Réalisé en partenariat avec Projeto Comprova. Cliquez ici pour en savoir plus.
Contenu analysé : articles concernant Aedes do Bem, une boîte contenant des œufs de moustiques Aedes aegypti génétiquement modifiés pour lutter contre des maladies telles que la dengue et la fièvre jaune. L'un des contenus utilise un rapport présenté par Band en 2019 sur une étude suggérant qu'une altération génétique aurait pu créer un super moustique plus résistant.
Les faits le prouvent : les données du ministère de la Santé publiées mercredi 14 février font état de plus de 524 000 cas probables de dengue à travers le pays en 2024, avec 84 décès confirmés depuis le début de l'année. Dans le même temps, les rumeurs sur la dengue se multiplient sur les réseaux sociaux, semant la confusion et potentiellement préjudiciables à la population.
L'une des rumeurs détectées par Comprova concerne Aedes do Bem, un produit d'une entreprise britannique ayant une succursale au Brésil, composé d'œufs de moustiques Aedes aegypti génétiquement modifiés dans le but de contrôler la dengue et d'autres infections, comme le chikungunya et la fièvre jaune. Les publications utilisant un rapport du Band de 2019 sur une éventuelle aggravation de la situation de transmission de la maladie que pourrait provoquer Aedes do Bem sont partagées de manière décontextualisée. L'étude citée dans le rapport a été remise en question par la communauté scientifique et réfutée par les éditeurs de la revue Nature, où elle avait été initialement publiée.

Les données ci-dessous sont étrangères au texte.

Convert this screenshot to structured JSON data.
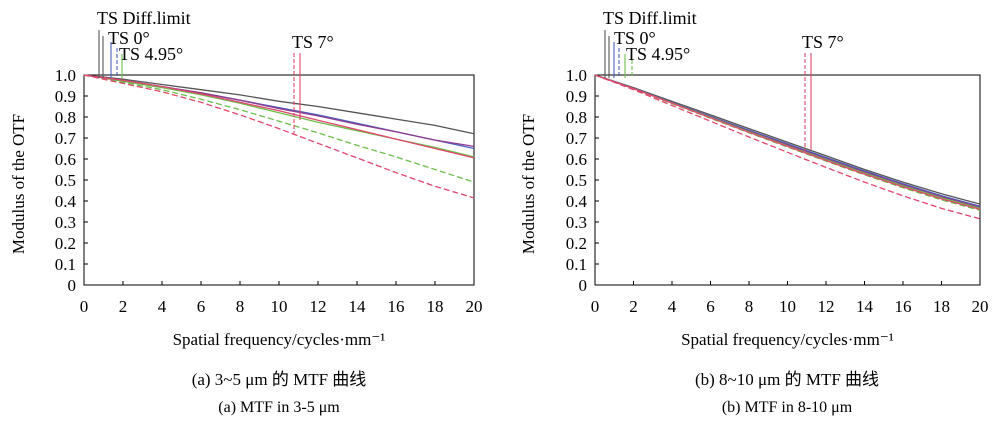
{
  "chart_data": [
    {
      "type": "line",
      "xlabel": "Spatial frequency/cycles·mm⁻¹",
      "ylabel": "Modulus of the OTF",
      "xlim": [
        0,
        20
      ],
      "ylim": [
        0,
        1
      ],
      "xticks": [
        "0",
        "2",
        "4",
        "6",
        "8",
        "10",
        "12",
        "14",
        "16",
        "18",
        "20"
      ],
      "yticks": [
        "0",
        "0.1",
        "0.2",
        "0.3",
        "0.4",
        "0.5",
        "0.6",
        "0.7",
        "0.8",
        "0.9",
        "1.0"
      ],
      "legend_labels": [
        "TS Diff.limit",
        "TS 0°",
        "TS 4.95°",
        "TS 7°"
      ],
      "caption_cn": "(a) 3~5 μm 的 MTF 曲线",
      "caption_en": "(a)  MTF in 3-5 μm",
      "grid": false,
      "series": [
        {
          "color": "#555555",
          "dash": false,
          "x": [
            0,
            2,
            4,
            6,
            8,
            10,
            12,
            14,
            16,
            18,
            20
          ],
          "y": [
            1.0,
            0.98,
            0.955,
            0.93,
            0.905,
            0.875,
            0.85,
            0.82,
            0.79,
            0.76,
            0.72
          ]
        },
        {
          "color": "#4a5fc1",
          "dash": false,
          "x": [
            0,
            2,
            4,
            6,
            8,
            10,
            12,
            14,
            16,
            18,
            20
          ],
          "y": [
            1.0,
            0.975,
            0.945,
            0.915,
            0.88,
            0.845,
            0.81,
            0.77,
            0.73,
            0.69,
            0.65
          ]
        },
        {
          "color": "#8e3a8e",
          "dash": false,
          "x": [
            0,
            2,
            4,
            6,
            8,
            10,
            12,
            14,
            16,
            18,
            20
          ],
          "y": [
            1.0,
            0.975,
            0.945,
            0.915,
            0.88,
            0.84,
            0.805,
            0.765,
            0.73,
            0.69,
            0.66
          ]
        },
        {
          "color": "#6abf4b",
          "dash": false,
          "x": [
            0,
            2,
            4,
            6,
            8,
            10,
            12,
            14,
            16,
            18,
            20
          ],
          "y": [
            1.0,
            0.97,
            0.94,
            0.905,
            0.865,
            0.82,
            0.775,
            0.735,
            0.695,
            0.655,
            0.61
          ]
        },
        {
          "color": "#6abf4b",
          "dash": true,
          "x": [
            0,
            2,
            4,
            6,
            8,
            10,
            12,
            14,
            16,
            18,
            20
          ],
          "y": [
            1.0,
            0.965,
            0.93,
            0.885,
            0.835,
            0.78,
            0.725,
            0.665,
            0.61,
            0.55,
            0.49
          ]
        },
        {
          "color": "#e2456d",
          "dash": false,
          "x": [
            0,
            2,
            4,
            6,
            8,
            10,
            12,
            14,
            16,
            18,
            20
          ],
          "y": [
            1.0,
            0.975,
            0.945,
            0.91,
            0.87,
            0.83,
            0.785,
            0.74,
            0.695,
            0.65,
            0.605
          ]
        },
        {
          "color": "#e2456d",
          "dash": true,
          "x": [
            0,
            2,
            4,
            6,
            8,
            10,
            12,
            14,
            16,
            18,
            20
          ],
          "y": [
            1.0,
            0.96,
            0.92,
            0.87,
            0.81,
            0.745,
            0.675,
            0.605,
            0.535,
            0.47,
            0.415
          ]
        }
      ]
    },
    {
      "type": "line",
      "xlabel": "Spatial frequency/cycles·mm⁻¹",
      "ylabel": "Modulus of the OTF",
      "xlim": [
        0,
        20
      ],
      "ylim": [
        0,
        1
      ],
      "xticks": [
        "0",
        "2",
        "4",
        "6",
        "8",
        "10",
        "12",
        "14",
        "16",
        "18",
        "20"
      ],
      "yticks": [
        "0",
        "0.1",
        "0.2",
        "0.3",
        "0.4",
        "0.5",
        "0.6",
        "0.7",
        "0.8",
        "0.9",
        "1.0"
      ],
      "legend_labels": [
        "TS Diff.limit",
        "TS 0°",
        "TS 4.95°",
        "TS 7°"
      ],
      "caption_cn": "(b) 8~10 μm 的 MTF 曲线",
      "caption_en": "(b)  MTF in 8-10 μm",
      "grid": false,
      "series": [
        {
          "color": "#555555",
          "dash": false,
          "x": [
            0,
            2,
            4,
            6,
            8,
            10,
            12,
            14,
            16,
            18,
            20
          ],
          "y": [
            1.0,
            0.94,
            0.875,
            0.81,
            0.745,
            0.68,
            0.615,
            0.55,
            0.49,
            0.435,
            0.385
          ]
        },
        {
          "color": "#4a5fc1",
          "dash": false,
          "x": [
            0,
            2,
            4,
            6,
            8,
            10,
            12,
            14,
            16,
            18,
            20
          ],
          "y": [
            1.0,
            0.937,
            0.87,
            0.803,
            0.737,
            0.672,
            0.607,
            0.543,
            0.482,
            0.425,
            0.375
          ]
        },
        {
          "color": "#8e3a8e",
          "dash": false,
          "x": [
            0,
            2,
            4,
            6,
            8,
            10,
            12,
            14,
            16,
            18,
            20
          ],
          "y": [
            1.0,
            0.936,
            0.868,
            0.8,
            0.733,
            0.668,
            0.602,
            0.538,
            0.477,
            0.42,
            0.37
          ]
        },
        {
          "color": "#6abf4b",
          "dash": false,
          "x": [
            0,
            2,
            4,
            6,
            8,
            10,
            12,
            14,
            16,
            18,
            20
          ],
          "y": [
            1.0,
            0.935,
            0.867,
            0.798,
            0.73,
            0.663,
            0.597,
            0.533,
            0.472,
            0.415,
            0.365
          ]
        },
        {
          "color": "#6abf4b",
          "dash": true,
          "x": [
            0,
            2,
            4,
            6,
            8,
            10,
            12,
            14,
            16,
            18,
            20
          ],
          "y": [
            1.0,
            0.934,
            0.864,
            0.794,
            0.725,
            0.657,
            0.59,
            0.525,
            0.463,
            0.405,
            0.355
          ]
        },
        {
          "color": "#e2456d",
          "dash": false,
          "x": [
            0,
            2,
            4,
            6,
            8,
            10,
            12,
            14,
            16,
            18,
            20
          ],
          "y": [
            1.0,
            0.935,
            0.866,
            0.796,
            0.727,
            0.66,
            0.593,
            0.528,
            0.467,
            0.41,
            0.36
          ]
        },
        {
          "color": "#e2456d",
          "dash": true,
          "x": [
            0,
            2,
            4,
            6,
            8,
            10,
            12,
            14,
            16,
            18,
            20
          ],
          "y": [
            1.0,
            0.93,
            0.855,
            0.78,
            0.705,
            0.632,
            0.56,
            0.49,
            0.425,
            0.365,
            0.315
          ]
        }
      ]
    }
  ]
}
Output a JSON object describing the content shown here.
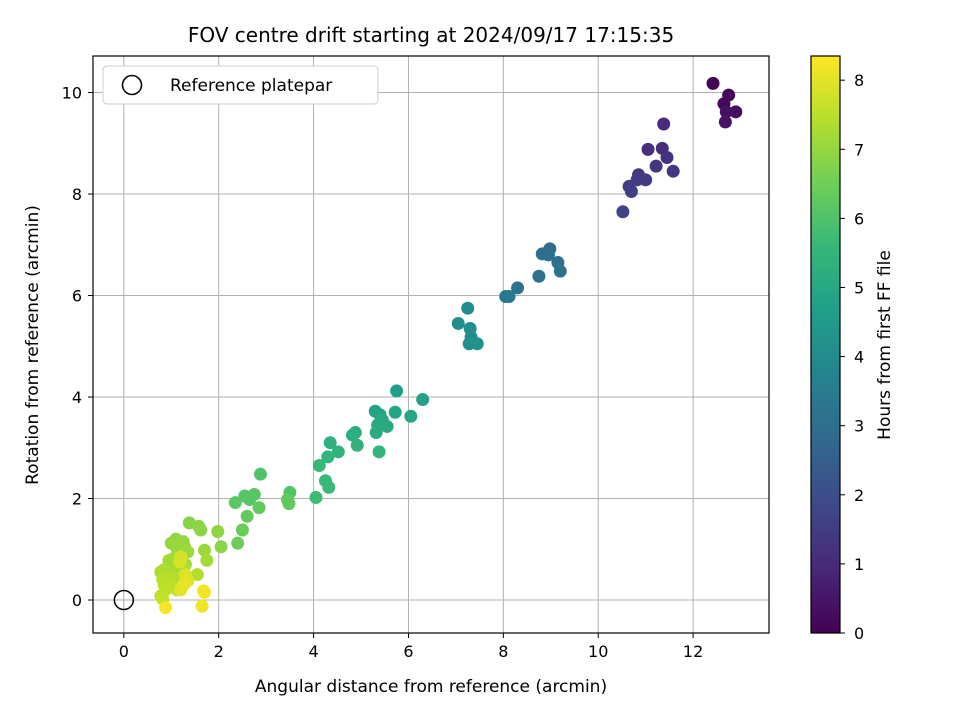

Face au danger de la désinformation liée à la santé, la rubrique Comprova Explica détaille ce qu'est le moustique génétiquement modifié Aedes aegypti pour lutter contre les maladies.
Comment nous avons vérifié : La première étape a été de rechercher la situation de la dengue au Brésil sur des sites Web tels que le ministère de la Santé et qu'est-ce qu'Aedes do Bem sur la page de l'entreprise et dans des rapports sur le sujet.
La page de la Commission technique nationale de biosécurité (CTNBio), l'agence brésilienne de réglementation de la biosécurité, le magazine Nature et l'Organisation panaméricaine de la santé (OPS) ont également été consultés.